To find out which options are available for your language's extractor, enter codeql resolve languages --format=betterjson or codeql resolve extractor --format=betterjson. The betterjson output format also provides the extractor's root and other language-specific options.

Data in a CodeQL database

A CodeQL database is a single directory that contains all of the data that's required for analysis. This data includes relational data, copied source files, and a language-specific database schema that specifies the mutual relations in the data. CodeQL imports this data after extraction.

CodeQL databases provide a snapshot of a particular language's queryable data that was extracted from a codebase. This data is a full, hierarchical representation of the code. It includes a representation of the abstract syntax tree, the data-flow graph, and the control-flow graph.

Databases are generated one language at a time for multiple-language codebases. Each language has its own unique database schema. The schema provides an interface between the initial lexical analysis during the extraction process and the complex analysis through CodeQL.

A CodeQL database includes two main tables:

The expressions table contains a row for every expression in the source code that CodeQL analyzed during the build process.
The statements table contains a row for every statement in the source code that CodeQL analyzed during the build process.

The CodeQL library defines classes to provide a layer of abstraction over each of these tables. This layer includes the related auxiliary tables Expr and Stmt.

Potential CodeQL shortfalls

Database creation in the code-scanning workflow has some potential shortfalls. This section specifically discusses using the GitHub CodeQL action.

You need to use a language matrix for autobuild to build each of the compiled languages listed in the matrix. You can use a matrix to create jobs for more than one supported version of a programming language, operating system, or tool.

If you don't use a matrix, autobuild tries to build the supported compiled language with the most source files in the repository. Analysis of compiled languages, other than Go, will often fail unless you supply explicit commands to build the code before performing the analysis step.

The behavior of the autobuild step varies depending on the operating system that the language extractor runs on. The autobuild step tries to automatically detect a suitable build method for the language based on the operating system. This behavior can lead to unreliable results for compiled languages, and it can often result in a failed run.

We recommend that you configure a build step within the code-scanning workflow file that runs before analysis, rather than letting autobuild try to build compiled languages.
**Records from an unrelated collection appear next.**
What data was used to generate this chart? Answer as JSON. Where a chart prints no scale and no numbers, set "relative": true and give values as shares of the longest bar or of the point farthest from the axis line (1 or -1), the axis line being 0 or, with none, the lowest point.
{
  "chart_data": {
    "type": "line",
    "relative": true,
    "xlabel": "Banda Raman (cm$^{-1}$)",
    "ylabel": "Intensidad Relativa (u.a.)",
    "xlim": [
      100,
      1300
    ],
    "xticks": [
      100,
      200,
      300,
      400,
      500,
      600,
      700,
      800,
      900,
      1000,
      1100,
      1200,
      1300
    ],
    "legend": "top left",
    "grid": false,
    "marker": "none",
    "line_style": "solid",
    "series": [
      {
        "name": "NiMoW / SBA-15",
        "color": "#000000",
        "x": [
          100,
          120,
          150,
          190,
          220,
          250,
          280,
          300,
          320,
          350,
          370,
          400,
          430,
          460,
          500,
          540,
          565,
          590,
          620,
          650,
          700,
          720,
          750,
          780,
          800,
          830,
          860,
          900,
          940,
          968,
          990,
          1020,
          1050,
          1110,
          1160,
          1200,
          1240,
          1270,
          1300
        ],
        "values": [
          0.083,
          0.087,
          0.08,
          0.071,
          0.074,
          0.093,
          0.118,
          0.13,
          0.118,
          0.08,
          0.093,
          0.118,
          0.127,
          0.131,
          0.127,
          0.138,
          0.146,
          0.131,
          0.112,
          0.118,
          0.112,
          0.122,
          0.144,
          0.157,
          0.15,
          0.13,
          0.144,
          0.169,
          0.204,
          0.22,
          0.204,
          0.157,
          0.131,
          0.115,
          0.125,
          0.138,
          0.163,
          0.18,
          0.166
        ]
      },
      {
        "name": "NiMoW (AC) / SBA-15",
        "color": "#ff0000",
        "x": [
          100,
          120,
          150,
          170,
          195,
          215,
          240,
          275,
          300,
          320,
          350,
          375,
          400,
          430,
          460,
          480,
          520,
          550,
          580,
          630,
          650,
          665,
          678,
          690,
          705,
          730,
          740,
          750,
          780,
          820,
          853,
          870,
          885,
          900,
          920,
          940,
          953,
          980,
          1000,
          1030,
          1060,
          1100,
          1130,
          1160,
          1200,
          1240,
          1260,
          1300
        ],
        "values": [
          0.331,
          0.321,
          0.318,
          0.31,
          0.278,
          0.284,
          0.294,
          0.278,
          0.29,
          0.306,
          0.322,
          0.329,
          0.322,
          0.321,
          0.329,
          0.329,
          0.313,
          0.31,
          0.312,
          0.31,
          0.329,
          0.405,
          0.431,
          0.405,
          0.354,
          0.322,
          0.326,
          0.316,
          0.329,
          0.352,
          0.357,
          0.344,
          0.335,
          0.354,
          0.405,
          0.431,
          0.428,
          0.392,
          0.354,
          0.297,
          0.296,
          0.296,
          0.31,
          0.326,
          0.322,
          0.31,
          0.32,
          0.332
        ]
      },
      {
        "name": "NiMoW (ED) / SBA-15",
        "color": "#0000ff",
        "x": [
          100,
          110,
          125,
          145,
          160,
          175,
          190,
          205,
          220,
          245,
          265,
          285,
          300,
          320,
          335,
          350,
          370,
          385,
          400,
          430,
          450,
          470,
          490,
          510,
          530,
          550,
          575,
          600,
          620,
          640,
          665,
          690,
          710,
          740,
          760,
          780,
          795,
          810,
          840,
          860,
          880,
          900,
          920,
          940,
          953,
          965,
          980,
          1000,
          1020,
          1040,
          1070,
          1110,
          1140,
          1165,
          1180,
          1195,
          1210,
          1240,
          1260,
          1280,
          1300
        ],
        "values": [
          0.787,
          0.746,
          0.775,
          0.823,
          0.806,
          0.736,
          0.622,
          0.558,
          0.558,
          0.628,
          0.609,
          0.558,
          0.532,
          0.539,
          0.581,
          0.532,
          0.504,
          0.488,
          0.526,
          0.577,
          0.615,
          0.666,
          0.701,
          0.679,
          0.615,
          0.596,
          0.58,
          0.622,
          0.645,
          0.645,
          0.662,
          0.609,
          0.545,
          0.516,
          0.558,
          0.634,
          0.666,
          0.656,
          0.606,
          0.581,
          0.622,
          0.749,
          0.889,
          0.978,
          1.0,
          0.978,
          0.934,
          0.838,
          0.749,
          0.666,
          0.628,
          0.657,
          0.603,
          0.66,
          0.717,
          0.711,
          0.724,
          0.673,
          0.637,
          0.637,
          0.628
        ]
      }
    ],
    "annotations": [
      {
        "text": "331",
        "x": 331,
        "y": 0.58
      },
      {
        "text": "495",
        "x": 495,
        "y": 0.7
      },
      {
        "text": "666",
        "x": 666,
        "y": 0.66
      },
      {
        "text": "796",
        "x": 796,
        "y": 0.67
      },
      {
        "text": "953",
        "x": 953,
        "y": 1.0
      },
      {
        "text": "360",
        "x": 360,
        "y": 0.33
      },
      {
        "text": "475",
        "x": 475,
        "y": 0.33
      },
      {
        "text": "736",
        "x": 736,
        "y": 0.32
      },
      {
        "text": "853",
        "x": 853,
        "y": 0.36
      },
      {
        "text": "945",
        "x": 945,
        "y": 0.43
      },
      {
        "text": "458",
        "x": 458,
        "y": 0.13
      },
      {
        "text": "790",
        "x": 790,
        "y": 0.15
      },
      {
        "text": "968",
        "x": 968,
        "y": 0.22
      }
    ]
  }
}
This way, the workflow file is tailored to your system's and project's build requirements for more reliable scans.

You can read more on specific languages and the autobuild steps in the CodeQL autobuild documentation.

VS Code extension

You can use Visual Studio Code (VS Code) and the CodeQL extension to compile and run queries, as long as you're using VS Code 1.39 or later. You can download the extension from the Visual Studio Code Marketplace or by downloading the CodeQL VSIX file.

The extension uses your installed CLI found in PATH if it's available. If not, the extension automatically manages access to the executable file of the CLI for you. Automatic management ensures that the CLI is compatible with the CodeQL extension.